But finding the convex hull of an arbitrary point set is supposed to have a lower bound of $O(n \log(h))$, and I feel like, if it is correct, this construction is too obvious to have been missed for the last 40-ish years!

Nothing has been missed and these results aren't suprising. You chose pathologically bad merge order by accident.

Does it make a difference if all members of the initial set of convex hulls are non-overlapping?

Another neat idea to consider are bounding boxes or bounding balls. If you know your points are from certain regions which are easy to check for overlaps you can save some comparisons. If you know two convex hulls are not overlapping you know that there exists a hyperplane of appropriate dimension that will seperate each hull into a part to keep and a part to throw away and the combined hulls will be a concation of two segments to keep.

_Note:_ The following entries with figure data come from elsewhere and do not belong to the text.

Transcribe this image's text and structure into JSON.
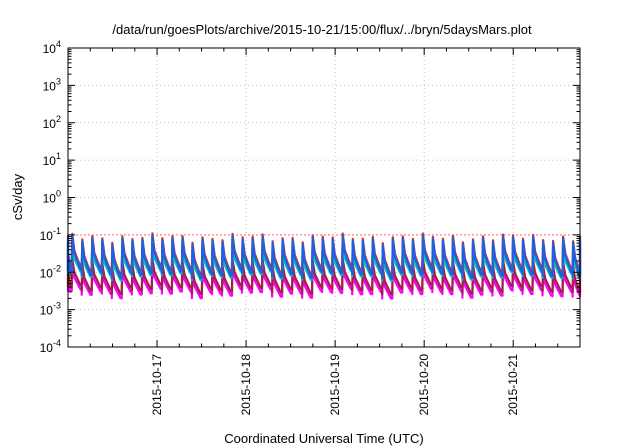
{
  "chart_data": {
    "type": "line",
    "title": "/data/run/goesPlots/archive/2015-10-21/15:00/flux/../bryn/5daysMars.plot",
    "xlabel": "Coordinated Universal Time (UTC)",
    "ylabel": "cSv/day",
    "yscale": "log",
    "ylim": [
      0.0001,
      10000
    ],
    "yticks": [
      {
        "base": "10",
        "exp": "4"
      },
      {
        "base": "10",
        "exp": "3"
      },
      {
        "base": "10",
        "exp": "2"
      },
      {
        "base": "10",
        "exp": "1"
      },
      {
        "base": "10",
        "exp": "0"
      },
      {
        "base": "10",
        "exp": "-1"
      },
      {
        "base": "10",
        "exp": "-2"
      },
      {
        "base": "10",
        "exp": "-3"
      },
      {
        "base": "10",
        "exp": "-4"
      }
    ],
    "xlim": [
      "2015-10-16 00:00",
      "2015-10-21 18:00"
    ],
    "xticks": [
      "2015-10-17",
      "2015-10-18",
      "2015-10-19",
      "2015-10-20",
      "2015-10-21"
    ],
    "grid": true,
    "reference_line": {
      "y": 0.1,
      "color": "#ff6666"
    },
    "pattern": {
      "period_hours": 2.7,
      "first_peak_hours": 1.0,
      "peak_hours": 0.15,
      "decay_hours": 2.2
    },
    "series": [
      {
        "color": "#ff00ff",
        "peak": 0.012,
        "trough": 0.0028
      },
      {
        "color": "#a0204a",
        "peak": 0.018,
        "trough": 0.0036
      },
      {
        "color": "#00c0c0",
        "peak": 0.04,
        "trough": 0.0085
      },
      {
        "color": "#4a7a30",
        "peak": 0.055,
        "trough": 0.012
      },
      {
        "color": "#d03030",
        "peak": 0.085,
        "trough": 0.011
      },
      {
        "color": "#2060e0",
        "peak": 0.075,
        "trough": 0.0095
      }
    ]
  }
}
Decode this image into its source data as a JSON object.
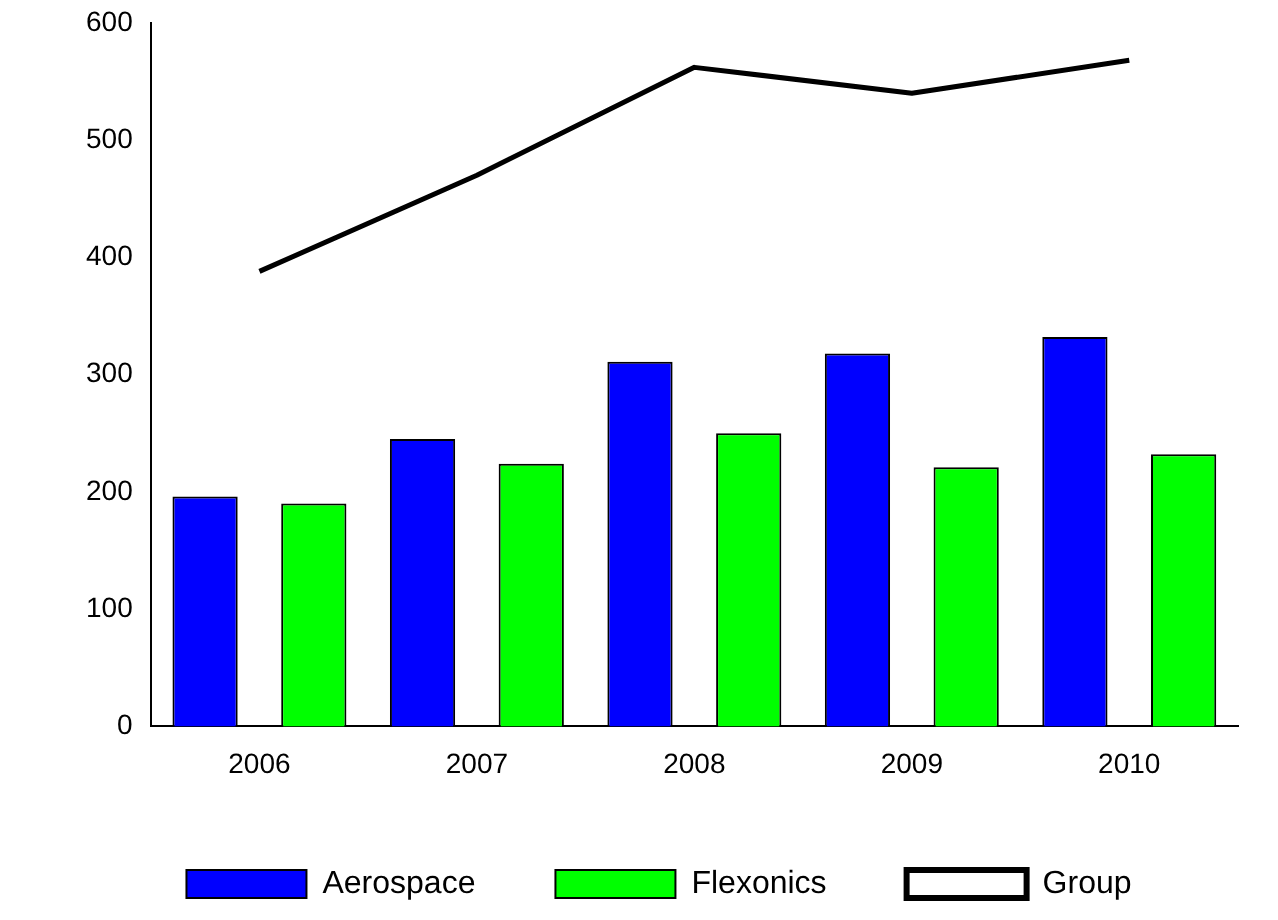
{
  "chart_data": {
    "type": "bar",
    "categories": [
      "2006",
      "2007",
      "2008",
      "2009",
      "2010"
    ],
    "series": [
      {
        "name": "Aerospace",
        "color": "#0000ff",
        "values": [
          196,
          245,
          311,
          318,
          332
        ]
      },
      {
        "name": "Flexonics",
        "color": "#00ff00",
        "values": [
          190,
          224,
          250,
          221,
          232
        ]
      },
      {
        "name": "Group",
        "type": "line",
        "color": "#000000",
        "values": [
          388,
          470,
          562,
          540,
          568
        ]
      }
    ],
    "ylim": [
      0,
      600
    ],
    "yticks": [
      0,
      100,
      200,
      300,
      400,
      500,
      600
    ],
    "grid": false,
    "legend": "bottom",
    "marker": "none"
  }
}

When merging multiple non overlapping convex hulls if a vertex would be thrown away during a pairwise merge of two, then you don't need to consider them any further and adding more non overlapping bounding boxes to merge will only increase the region which is thrown away.

In the end none of this will show up the in the complexity analysis. Complexity analysis does not drive implementation decisions. Benchmarks do. Complexity analysis can predict benchmarks to some extent.

[2] With some advanced math it might be possible to do math for points distributed according to some mathematical probability distribution but those results would only be valid for those distributions on average.